Hierarchies relating Topology and Geometry
Walter Kropatsch, Yll Haxhimusa
Technische Universität Wien
Cognitive Vision has to represent, reason and learn about
objects in their environment it has to manipulate and react to.
There are deformable objects like humans which cannot be described
in simple geometric terms. In many cases they are composed of several
pieces forming a 'structured subset of Rn or Zn'.
We introduce the potential topological representations for structured
objects: plane graphs, combinatorial and generalized maps.
They capture abstract spatial relations derived from geometry and
enable reconstructions through attributing the relations
by e.g. coordinates. In addition they offer the possibility to combine both topology and geometry in a hierarchical framework:
irregular (graph) pyramids.
The basic operations to construct these hierarchies are edge contraction
and edge removal.
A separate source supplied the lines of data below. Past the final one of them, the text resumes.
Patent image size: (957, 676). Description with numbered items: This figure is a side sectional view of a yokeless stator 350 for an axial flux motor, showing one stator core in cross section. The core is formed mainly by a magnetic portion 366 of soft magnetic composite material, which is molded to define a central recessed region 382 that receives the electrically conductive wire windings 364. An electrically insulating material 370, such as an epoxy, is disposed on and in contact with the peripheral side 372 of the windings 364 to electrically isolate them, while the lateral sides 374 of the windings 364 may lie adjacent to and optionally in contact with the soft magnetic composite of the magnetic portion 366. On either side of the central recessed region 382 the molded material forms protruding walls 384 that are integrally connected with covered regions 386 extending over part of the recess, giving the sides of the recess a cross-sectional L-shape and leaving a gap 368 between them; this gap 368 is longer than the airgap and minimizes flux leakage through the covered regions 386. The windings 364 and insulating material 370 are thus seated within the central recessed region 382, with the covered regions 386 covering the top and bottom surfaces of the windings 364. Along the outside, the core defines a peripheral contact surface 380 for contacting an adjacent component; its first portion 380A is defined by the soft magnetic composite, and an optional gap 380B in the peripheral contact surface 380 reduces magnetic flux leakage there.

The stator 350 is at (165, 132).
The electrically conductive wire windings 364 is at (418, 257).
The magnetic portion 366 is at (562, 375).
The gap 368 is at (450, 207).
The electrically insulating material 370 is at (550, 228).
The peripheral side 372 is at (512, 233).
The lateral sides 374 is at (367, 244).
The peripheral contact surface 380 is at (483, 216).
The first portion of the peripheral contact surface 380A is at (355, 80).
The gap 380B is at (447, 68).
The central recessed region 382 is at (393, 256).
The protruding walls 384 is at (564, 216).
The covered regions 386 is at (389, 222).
We show results in using them
to hold a whole set of segmentations of an image
that enable reasoning and planning actions at various levels of detail
down to a single pixel in a homogeneous way.
We further speculate that the higher levels map the inherent structure
of objects and can be used to integrate (and 'learn') the specific object
properties over time by up-projecting individual measurements.
The construction of the hierarchies follows the philosophy to
reduce the data amount at each higher level of the hierarchy
by a factor > 1
while preserving important properties like connectivity and inclusion.